The bottom line is that I think my approach works with enough students where I teach (and where there is significant support for students who the school believes based on past data are likely to struggle with the bar exam).  I think there's enough theory (indeed, students consider me "theoretical") to satisfy the best students at the most competitive schools.  I do not know if it would work for Jeremy.

Posted by Jeff Lipshaw on September 18, 2022 at 12:23 PM | Permalink


I have taught at an LA, OLA, and in-between (midrange but in a popular location). Nowhere have I not found bright, hardworking students. The main differences in teaching stemmed from my own teaching load (obviously heavier at some schools) as well as the career focus of the students. Some schools have more students who want to go into actual practice as actual Attorneys. Doesn’t mean you can’t teach theory. Doesn’t mean you won’t find excellent students who can engage with the toughest hypos and most complicated readings. Doesn’t mean you have to include paternalistic administrative tools like strict attendance and no laptops.

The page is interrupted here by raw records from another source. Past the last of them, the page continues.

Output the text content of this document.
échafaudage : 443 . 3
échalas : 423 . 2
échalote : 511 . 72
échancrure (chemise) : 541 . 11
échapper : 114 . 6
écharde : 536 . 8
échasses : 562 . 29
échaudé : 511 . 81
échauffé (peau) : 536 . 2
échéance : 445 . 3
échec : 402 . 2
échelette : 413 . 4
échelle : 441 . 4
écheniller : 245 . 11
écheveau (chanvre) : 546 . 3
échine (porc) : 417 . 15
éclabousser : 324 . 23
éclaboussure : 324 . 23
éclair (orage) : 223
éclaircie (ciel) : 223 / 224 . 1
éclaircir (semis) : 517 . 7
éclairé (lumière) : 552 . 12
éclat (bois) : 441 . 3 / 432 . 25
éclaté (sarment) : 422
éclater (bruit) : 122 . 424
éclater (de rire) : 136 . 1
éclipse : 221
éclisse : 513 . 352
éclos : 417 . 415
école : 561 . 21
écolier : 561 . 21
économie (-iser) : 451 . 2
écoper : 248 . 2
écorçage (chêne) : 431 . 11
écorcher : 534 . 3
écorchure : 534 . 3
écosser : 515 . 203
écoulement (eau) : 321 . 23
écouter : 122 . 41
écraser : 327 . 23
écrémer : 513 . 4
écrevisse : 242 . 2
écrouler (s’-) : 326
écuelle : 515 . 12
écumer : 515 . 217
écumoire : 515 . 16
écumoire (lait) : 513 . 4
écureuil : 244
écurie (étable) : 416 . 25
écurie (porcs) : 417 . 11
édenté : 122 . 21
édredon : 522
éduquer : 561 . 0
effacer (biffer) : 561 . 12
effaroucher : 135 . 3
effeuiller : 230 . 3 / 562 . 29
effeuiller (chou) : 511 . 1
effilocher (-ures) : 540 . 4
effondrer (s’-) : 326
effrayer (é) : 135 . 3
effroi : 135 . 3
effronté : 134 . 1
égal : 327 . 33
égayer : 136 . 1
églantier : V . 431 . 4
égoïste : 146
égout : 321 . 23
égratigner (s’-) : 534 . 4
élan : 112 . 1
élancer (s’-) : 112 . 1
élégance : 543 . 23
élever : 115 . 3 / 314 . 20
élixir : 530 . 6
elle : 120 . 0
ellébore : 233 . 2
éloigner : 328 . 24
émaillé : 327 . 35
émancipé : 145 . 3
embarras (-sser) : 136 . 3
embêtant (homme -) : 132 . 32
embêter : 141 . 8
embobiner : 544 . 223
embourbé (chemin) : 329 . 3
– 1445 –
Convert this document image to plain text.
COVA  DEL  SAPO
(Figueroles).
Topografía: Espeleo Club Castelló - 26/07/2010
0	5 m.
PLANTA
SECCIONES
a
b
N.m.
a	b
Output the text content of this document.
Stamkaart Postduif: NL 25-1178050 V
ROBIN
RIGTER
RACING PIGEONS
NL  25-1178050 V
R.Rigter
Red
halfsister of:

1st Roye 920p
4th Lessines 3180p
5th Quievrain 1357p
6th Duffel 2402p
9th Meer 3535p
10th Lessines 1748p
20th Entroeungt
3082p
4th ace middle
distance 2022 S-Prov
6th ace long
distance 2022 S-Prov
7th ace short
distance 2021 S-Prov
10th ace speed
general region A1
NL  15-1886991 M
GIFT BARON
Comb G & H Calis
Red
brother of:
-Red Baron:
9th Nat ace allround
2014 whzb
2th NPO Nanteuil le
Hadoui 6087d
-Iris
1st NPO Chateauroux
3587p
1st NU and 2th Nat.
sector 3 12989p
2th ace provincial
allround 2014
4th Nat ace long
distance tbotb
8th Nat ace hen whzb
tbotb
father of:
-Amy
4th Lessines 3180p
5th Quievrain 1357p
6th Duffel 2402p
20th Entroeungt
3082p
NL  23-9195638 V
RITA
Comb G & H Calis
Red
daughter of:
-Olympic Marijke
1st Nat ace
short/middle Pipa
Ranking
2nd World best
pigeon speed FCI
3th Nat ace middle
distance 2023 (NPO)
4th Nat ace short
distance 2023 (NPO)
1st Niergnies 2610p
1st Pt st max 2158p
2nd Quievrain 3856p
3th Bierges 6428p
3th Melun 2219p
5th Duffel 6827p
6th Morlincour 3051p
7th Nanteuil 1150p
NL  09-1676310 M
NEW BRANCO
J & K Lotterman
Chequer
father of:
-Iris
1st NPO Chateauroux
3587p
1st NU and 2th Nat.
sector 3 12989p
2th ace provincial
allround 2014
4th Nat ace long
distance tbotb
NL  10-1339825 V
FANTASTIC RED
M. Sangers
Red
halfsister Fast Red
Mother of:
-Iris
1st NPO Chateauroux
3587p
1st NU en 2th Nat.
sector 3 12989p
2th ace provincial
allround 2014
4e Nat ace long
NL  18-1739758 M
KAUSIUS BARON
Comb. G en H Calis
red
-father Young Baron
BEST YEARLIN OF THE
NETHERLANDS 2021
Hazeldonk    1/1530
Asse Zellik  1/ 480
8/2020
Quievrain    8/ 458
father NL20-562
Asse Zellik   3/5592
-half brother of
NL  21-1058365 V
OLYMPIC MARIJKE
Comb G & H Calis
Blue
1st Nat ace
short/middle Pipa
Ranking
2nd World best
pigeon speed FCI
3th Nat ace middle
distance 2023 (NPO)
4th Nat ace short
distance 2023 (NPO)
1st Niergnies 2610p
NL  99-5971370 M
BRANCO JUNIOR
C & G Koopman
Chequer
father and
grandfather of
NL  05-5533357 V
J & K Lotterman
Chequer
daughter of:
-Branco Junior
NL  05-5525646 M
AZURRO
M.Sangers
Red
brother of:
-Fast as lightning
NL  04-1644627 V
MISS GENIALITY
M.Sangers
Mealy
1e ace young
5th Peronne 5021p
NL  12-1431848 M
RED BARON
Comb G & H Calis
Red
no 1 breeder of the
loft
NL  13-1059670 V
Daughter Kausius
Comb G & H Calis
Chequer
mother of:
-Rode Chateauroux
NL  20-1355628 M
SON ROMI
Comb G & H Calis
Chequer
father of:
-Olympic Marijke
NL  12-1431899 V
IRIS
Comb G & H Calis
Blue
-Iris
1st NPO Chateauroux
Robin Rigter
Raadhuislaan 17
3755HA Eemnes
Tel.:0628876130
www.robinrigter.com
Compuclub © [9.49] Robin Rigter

I’ve also had excellent colleagues at all three schools who have engaged in scholarship and the life of the mind. Of course, more opportunities are available for funding, access, and prestige the higher up you go. But talent and ambition can be found everywhere.

Posted by: anon prof | Sep 19, 2022 7:32:15 PM

To teach one’s students to think like a lawyer, is to teach one’s students the value of using Critical thinking skills while analyzing relevant data, a valuable gift to those you teach. To teach the art of Coding, once your students have mastered the art of Critical thinking while analyzing relevant data, is a wonderful way to reinforce their Critical thinking and analytical skills. In good faith, I have no doubt Coding would be beneficial for Professor Telman’s students as well.